No es el antibelicismo la principal idea que el brillante e
inteligente Mel Gibson quiere exponer en su soberbio último trabajo, aunque
también lo logra desnudando las absurdas contradicciones de la guerra y sus
mecanismos, sino el heroísmo, el heroísmo desde todo punto de vista. ¿Y por
qué? Pues porque aunque Gibson muestra el tremendo horror de la guerra, también
te atrapa y fascina con esa última parte visceral, enérgica y visualmente
gloriosa, donde lo que refulge con más fuerza son esos héroes muertos, esos
supervivientes, esos soldados armados o no, todos ellos idealistas y que van al
infierno por sus principios y la defensa de lo que creen justo.
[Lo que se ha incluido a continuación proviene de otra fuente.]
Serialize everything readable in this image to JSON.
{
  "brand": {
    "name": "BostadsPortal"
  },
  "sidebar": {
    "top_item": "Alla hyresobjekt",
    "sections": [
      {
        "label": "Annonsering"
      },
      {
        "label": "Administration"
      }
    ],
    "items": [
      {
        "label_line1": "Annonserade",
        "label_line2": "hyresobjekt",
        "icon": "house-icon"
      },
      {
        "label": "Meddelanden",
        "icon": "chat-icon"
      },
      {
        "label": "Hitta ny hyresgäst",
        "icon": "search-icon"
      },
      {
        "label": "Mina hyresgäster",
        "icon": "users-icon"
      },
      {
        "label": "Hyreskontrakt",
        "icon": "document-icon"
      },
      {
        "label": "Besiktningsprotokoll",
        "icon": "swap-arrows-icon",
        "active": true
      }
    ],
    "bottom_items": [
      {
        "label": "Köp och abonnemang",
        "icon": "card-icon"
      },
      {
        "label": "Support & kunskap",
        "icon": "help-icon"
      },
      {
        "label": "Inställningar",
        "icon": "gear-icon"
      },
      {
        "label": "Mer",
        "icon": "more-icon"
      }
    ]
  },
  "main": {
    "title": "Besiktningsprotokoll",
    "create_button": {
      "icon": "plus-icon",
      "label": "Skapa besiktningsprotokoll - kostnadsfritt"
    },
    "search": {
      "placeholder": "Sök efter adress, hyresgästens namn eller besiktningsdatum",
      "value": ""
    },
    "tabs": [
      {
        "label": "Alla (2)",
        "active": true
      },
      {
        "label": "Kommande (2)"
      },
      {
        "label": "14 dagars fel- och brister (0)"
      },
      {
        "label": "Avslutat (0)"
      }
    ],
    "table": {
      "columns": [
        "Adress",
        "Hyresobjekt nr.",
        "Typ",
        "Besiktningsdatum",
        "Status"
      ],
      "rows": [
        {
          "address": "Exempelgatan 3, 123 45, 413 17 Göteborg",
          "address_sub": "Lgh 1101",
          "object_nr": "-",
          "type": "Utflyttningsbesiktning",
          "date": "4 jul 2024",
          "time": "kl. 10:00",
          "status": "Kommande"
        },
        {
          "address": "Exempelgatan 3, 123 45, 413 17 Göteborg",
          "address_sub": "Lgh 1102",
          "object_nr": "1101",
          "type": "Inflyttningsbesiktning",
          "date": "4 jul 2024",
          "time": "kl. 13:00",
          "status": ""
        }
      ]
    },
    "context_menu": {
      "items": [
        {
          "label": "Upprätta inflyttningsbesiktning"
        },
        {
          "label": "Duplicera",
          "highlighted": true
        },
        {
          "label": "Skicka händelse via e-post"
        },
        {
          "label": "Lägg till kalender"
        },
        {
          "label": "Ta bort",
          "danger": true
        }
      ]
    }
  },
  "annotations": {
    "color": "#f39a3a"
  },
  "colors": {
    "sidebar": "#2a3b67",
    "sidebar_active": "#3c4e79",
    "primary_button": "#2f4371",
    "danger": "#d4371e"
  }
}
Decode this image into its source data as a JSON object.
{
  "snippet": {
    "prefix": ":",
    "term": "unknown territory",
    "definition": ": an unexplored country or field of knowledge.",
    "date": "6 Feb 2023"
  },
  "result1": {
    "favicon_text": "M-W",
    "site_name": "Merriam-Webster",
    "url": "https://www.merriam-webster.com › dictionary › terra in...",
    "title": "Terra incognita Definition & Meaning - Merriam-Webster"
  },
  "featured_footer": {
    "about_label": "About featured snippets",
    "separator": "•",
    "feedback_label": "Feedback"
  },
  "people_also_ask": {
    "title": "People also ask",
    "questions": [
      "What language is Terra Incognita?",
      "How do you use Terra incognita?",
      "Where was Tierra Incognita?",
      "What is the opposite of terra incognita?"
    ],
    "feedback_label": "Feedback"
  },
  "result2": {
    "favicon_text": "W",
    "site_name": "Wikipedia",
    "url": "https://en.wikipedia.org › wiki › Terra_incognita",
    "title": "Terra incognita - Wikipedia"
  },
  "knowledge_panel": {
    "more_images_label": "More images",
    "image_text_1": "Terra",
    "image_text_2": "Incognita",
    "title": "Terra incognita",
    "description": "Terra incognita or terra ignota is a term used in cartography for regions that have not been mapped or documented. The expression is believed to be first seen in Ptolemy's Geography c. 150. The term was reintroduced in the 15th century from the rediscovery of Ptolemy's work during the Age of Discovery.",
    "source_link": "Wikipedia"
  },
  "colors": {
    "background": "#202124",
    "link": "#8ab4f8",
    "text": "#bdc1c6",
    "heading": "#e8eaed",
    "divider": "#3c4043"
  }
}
Una reflexión que llevará a determinados personajes a
confundir la integridad moral, la firmeza de los principios, con la cobardía,
por ejemplo.
La doble idea de violencia y espiritualidad queda maravillosamente expuesta en la primera
escena, donde Gibson retrata ese infierno bélico, pero de una forma anónima,
casi expresionista, de cuerpos retorciéndose y volando por los aires, víctimas
de las bombas y los disparos, de rostros ocultos y fuego permanente e
inmisericorde, rodeados de muerte, que contrasta con las palabras religiosas y
el rostro de nuestro protagonista, Desmond Doss, herido (junto al rostro de los
que tratan de ponerlo a salvo). Él es el único personalizado en ese apocalipsis
anónimo.
Desmond Doss fue el primer objetor de conciencia condecorado
con la Medalla de Honor de las Fuerzas Armadas de los Estados Unidos. Un hombre
que se negó a tocar un arma ni a matar a nadie en base a sus creencias (era Adventista
del Séptimo Día), por lo que fue al frente, amparado por la Constitución
americana, en calidad de médico sin protección alguna más allá de su casco… Y
salvó a 75 hombres.
Gibson sigue a este excepcional personaje para dar rienda
suelta a sus personales obsesiones en esta magistral película que se divide en
tres partes bien diferenciadas, o dos con la parte del adiestramiento como
bisagra. La vida tranquila y relajada antes de la guerra, la instrucción y la
guerra. Es decir, la formación, la teoría y la ejecución o práctica, porque en
Gibson la formación radica en los principios morales, en la educación y la
familia, no en el aprendizaje profesional o funcional, que incluso podría
llegar a ser consecuencia de lo primero. En Gibson es la educación moral la que
nos forma y define lo que seremos y haremos.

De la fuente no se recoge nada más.